Fox: For a while it appeared that the Intellectual Dark Web might make contrarianism cool and trendy, but I fear that momentum has been lost. Quillette makes a good go of creating a “safe space” for a variety of viewpoints, some of them very unfashionable, but it is just one website (and it is headquartered in Australia, a bit off the beaten path, although this matters much less now than it would’ve 15 years ago).

I really think that if the Overton Window is to be pushed more widely open to accommodate viewpoints in fiction other than those of Progressive trendsetters, it will have to be done by independent publishers.

Unfortunately, it is the writers who are dependent upon corporate publishing firms for their livelihoods who are the most susceptible to the sorts of online blame-and-shame campaigns I describe above.

Writers accused online of racism, sexism, anti-LGBQT bigotry, bigotry against Islam (but generally not against other religions), cultural insensitivity, or cultural appropriation have seen their publishers swiftly cancel their book contracts.

Very few publishers will risk facing a boycott or a campaign of online condemnation, whatever the validity or truthfulness of the originating incitement; it is much easier for them to dispose of the “toxic” writer, instead.

This is just one reason why a vibrant, resilient, multi-platform self-publishing infrastructure has become so very important. If writers are ever to take risks again by opposing or subverting the cultural consensus, it will likely need to take place through publishing venues that are immune to the types of protest tactics that work so well against the Big Five publishing houses. These publishing houses, smelling the welcome scent of profits, have successfully launched segregated imprints devoted to conservative or libertarian non-fiction.

However, none, apart from independent Baen Books and a few small Christian publishers, have founded any imprint devoted to publishing fiction representing viewpoints outside the Progressive mainstream.

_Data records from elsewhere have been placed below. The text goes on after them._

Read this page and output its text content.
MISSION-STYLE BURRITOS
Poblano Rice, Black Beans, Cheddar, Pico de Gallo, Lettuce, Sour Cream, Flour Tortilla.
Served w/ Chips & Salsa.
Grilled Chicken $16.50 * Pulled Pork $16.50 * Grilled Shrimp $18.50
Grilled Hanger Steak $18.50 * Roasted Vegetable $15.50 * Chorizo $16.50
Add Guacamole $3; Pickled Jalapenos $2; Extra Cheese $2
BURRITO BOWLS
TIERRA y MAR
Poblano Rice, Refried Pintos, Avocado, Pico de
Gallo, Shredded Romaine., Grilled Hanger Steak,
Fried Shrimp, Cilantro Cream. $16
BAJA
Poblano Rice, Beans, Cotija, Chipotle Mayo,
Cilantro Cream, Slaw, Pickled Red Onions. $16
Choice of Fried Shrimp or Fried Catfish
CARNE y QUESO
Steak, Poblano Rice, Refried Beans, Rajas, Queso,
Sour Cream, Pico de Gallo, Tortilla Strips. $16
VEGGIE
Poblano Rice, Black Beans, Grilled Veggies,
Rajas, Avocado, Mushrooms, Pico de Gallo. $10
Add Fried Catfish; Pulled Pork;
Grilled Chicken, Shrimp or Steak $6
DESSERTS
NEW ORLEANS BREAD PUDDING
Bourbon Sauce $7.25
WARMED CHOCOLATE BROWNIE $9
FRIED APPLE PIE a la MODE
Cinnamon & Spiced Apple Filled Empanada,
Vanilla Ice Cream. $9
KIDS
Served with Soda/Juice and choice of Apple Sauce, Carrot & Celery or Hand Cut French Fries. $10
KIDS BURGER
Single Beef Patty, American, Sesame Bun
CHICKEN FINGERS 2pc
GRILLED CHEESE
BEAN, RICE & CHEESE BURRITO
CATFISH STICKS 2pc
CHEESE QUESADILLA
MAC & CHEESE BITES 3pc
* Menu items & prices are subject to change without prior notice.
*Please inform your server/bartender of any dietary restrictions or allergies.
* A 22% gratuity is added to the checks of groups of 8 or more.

I think the only way independent, free-thinking science fiction will gain any traction among the reading public will be if its writers band together to support one another and to build a new set of alternative support structures – book review sites, book design and marketing co-ops, new distribution channels apart from Amazon, juried awards for independently published fiction, and more.

Supporting alternative crowdfunding platforms, other than the “Big Two” of Kickstarter and Gofundme, will also be helpful in establishing a free-thinking beach-head in the publishing realm. I am hopeful that my current project with Freedomfy will be merely the first of many publishing projects to be successfully funded through that service.